Last Saturday, a group of us sat around a big wooden table in an art room in the Westchester Community College Center for the Arts, practicing writing stories of things that touched us or shocked us as fast as we could and all in one long, breathless sentence. Before we started, we practiced sitting with eyes closed for a time, allowing the body to be present, allowing ourselves to really be aware the breathing and the mysterious life in us that links us with the distant past and with worlds beyond us. We tried writing as we had meditated, allowing everything to happen, accepting what arose knowing that no thought or feeling was final. A few people decided to read out loud what they wrote and we were amazed at the beauty and life in what we heard. It seemed extraordinary evidence that we have the rhythm of story in us just as surely as the rhythm breath–and more: There were places in a couple of stories that opened up and let through a flash of pain and majesty of the greater human story, of loss and love and going on. It was quietly thrilling, like seeing the moon and stars through the parting clouds. I came away recognizing how important it is to be with others and exchange with others. Through others, we can recognize our own deeper possibilities and finer qualities–we can glimpse something real.

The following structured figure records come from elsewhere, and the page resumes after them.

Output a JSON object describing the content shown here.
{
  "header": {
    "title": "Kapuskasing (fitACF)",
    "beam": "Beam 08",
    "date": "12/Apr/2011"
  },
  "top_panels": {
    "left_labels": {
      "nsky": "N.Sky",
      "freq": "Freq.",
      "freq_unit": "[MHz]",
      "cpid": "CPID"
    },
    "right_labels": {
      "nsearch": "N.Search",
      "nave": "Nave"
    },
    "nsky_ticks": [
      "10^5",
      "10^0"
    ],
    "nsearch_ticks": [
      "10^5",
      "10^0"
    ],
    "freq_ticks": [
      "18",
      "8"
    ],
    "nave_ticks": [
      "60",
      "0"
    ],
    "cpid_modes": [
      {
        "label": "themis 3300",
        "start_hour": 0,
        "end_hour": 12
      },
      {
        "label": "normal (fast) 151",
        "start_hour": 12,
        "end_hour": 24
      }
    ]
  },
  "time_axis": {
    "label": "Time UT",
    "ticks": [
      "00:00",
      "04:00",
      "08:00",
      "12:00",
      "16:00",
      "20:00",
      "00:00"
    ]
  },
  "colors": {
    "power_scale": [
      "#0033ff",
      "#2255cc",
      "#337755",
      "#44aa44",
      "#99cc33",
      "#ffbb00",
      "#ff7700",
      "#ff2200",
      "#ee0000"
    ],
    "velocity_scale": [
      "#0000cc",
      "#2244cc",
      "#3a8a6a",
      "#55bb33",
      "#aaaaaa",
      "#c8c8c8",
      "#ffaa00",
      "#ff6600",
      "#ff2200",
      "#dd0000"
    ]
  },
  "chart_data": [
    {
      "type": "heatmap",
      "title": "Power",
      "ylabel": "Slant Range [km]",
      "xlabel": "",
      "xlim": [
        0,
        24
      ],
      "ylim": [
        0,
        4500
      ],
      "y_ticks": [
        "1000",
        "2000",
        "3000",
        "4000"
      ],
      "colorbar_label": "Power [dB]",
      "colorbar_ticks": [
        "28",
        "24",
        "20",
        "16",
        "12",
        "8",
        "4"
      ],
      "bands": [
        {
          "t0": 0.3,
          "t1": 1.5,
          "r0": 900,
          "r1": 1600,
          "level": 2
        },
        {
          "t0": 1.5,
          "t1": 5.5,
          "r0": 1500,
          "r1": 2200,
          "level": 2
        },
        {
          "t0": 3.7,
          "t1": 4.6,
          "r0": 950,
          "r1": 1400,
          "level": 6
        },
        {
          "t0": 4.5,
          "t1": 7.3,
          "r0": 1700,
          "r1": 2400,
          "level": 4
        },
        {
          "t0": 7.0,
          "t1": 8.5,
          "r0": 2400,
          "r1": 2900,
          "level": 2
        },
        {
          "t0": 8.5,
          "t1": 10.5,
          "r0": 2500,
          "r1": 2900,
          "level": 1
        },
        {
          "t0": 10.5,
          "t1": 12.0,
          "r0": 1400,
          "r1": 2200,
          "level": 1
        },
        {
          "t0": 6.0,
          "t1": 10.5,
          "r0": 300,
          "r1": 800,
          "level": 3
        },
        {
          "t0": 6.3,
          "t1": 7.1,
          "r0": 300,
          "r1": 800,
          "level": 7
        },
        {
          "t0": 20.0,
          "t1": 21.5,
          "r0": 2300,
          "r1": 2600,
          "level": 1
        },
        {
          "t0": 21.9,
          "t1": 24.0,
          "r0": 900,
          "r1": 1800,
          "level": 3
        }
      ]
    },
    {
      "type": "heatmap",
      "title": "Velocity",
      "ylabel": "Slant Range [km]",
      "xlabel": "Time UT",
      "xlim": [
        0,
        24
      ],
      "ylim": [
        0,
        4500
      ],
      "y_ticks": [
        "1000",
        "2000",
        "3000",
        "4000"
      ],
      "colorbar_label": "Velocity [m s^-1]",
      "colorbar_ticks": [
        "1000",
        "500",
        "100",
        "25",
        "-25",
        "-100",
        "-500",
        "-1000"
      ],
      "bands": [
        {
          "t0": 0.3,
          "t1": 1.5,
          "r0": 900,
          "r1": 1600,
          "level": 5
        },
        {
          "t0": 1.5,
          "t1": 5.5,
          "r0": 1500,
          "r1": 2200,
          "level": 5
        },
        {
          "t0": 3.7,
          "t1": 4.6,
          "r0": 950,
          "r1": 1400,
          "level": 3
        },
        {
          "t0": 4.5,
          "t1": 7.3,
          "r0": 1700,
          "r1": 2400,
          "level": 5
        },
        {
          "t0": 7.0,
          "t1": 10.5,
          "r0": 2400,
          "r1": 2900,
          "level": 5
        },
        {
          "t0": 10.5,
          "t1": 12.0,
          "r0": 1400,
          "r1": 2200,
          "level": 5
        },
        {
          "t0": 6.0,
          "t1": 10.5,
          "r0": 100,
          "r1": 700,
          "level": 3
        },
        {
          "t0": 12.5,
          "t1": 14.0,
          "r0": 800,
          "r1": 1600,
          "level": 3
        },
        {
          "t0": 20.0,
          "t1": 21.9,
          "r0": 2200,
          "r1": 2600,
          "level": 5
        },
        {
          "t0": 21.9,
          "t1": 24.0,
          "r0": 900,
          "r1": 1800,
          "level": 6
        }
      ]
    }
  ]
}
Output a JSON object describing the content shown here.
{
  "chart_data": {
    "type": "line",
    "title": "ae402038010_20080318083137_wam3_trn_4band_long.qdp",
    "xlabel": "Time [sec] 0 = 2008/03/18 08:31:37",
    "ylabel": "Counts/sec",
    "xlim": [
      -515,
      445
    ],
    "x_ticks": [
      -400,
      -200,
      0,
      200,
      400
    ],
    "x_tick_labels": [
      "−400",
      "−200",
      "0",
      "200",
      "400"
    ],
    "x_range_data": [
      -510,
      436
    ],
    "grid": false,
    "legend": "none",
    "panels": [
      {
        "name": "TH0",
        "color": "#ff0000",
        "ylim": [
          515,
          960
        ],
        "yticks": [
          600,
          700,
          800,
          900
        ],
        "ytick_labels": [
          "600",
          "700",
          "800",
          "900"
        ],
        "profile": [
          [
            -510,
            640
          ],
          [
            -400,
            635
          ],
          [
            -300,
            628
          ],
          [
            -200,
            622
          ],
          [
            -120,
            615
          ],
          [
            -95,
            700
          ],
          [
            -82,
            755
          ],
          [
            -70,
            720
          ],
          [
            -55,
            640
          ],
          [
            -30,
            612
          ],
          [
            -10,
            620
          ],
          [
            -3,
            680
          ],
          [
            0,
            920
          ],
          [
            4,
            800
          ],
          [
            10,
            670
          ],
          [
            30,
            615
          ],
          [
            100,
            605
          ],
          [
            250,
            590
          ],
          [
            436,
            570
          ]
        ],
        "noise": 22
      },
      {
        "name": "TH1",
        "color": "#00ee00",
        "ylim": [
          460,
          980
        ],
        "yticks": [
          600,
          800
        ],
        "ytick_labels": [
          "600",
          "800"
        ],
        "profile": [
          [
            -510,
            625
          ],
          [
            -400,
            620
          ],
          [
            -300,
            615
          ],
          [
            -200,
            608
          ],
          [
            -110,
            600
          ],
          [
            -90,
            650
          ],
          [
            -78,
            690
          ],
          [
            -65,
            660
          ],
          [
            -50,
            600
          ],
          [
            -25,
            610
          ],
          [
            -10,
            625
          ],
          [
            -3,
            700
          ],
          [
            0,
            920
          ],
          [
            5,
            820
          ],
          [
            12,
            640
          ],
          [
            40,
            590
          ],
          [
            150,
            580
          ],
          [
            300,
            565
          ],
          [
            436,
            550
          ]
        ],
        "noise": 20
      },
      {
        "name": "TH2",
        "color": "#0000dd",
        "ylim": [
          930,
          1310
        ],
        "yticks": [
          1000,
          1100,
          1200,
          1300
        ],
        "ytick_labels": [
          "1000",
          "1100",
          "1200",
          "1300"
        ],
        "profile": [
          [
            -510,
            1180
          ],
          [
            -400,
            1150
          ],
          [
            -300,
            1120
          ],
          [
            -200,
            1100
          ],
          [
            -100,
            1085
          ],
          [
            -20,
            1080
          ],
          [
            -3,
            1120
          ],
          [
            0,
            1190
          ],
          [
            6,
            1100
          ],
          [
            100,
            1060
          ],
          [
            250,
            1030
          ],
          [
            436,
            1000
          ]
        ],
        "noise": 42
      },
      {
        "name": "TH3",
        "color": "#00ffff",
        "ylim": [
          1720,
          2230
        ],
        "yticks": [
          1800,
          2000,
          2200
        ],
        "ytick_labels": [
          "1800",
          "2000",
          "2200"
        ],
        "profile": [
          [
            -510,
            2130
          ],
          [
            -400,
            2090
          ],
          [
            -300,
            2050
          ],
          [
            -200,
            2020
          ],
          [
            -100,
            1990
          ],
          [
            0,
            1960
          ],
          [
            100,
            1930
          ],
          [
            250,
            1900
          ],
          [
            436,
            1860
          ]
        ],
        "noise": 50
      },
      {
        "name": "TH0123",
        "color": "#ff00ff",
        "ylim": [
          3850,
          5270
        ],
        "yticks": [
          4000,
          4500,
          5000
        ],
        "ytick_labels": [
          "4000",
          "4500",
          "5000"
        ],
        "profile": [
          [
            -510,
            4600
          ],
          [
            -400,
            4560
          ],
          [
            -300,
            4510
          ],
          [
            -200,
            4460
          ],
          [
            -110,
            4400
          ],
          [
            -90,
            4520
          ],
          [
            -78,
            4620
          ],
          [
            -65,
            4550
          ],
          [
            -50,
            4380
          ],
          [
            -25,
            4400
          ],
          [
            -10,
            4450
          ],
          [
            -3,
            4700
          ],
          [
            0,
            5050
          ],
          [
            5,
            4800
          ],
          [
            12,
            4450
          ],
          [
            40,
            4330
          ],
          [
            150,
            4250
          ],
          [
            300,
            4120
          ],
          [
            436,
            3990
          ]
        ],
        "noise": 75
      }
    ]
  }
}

In the afternoon, full of the sense that there was everything to be gained by leaving my winter-imposed solitude and seeking out the work of others–and work by living humans, not museum pieces–I drove down to Manhattan. Braving the icy wind off the Hudson and the sense that I don’t know anything about art, I walked around the art galleries of Chelsea. I came to a full stop at the show “Regions of Unlikeness” by the artist Celia Gerard at the Sears Peyton Gallery. Gerard’s abstract, geometical works in black and white have the power of making a viewer stay. “It’s amazing how they unfold,” said my friend, and I agreed. The triangles, spheres, and cones open into landscapes and unknown worlds in deep space. What is really uncanny about the works is that they unfold the viewer, waking up the energies in the body and opening the mind and heart. I felt like I could see and feel the ongoing search in the work, and it had the effect of calling to search along with the artist. Gerard’s work woke me up, yet made me feel very concentrated and still, like looking inside a vast crystal or up at a mountain, or inside myself. It gave me a feeling of nostalgia for places I have never travelled, a longing for a quality or state that is still unknown yet essential…home.
“I want to unfold/ I don’t want to stay folded anywhere/ Because where I am folded,/ There I am a lie….” These lines by Rilke echoed through my head as I drove home from Manhattan last night, and this morning when I woke.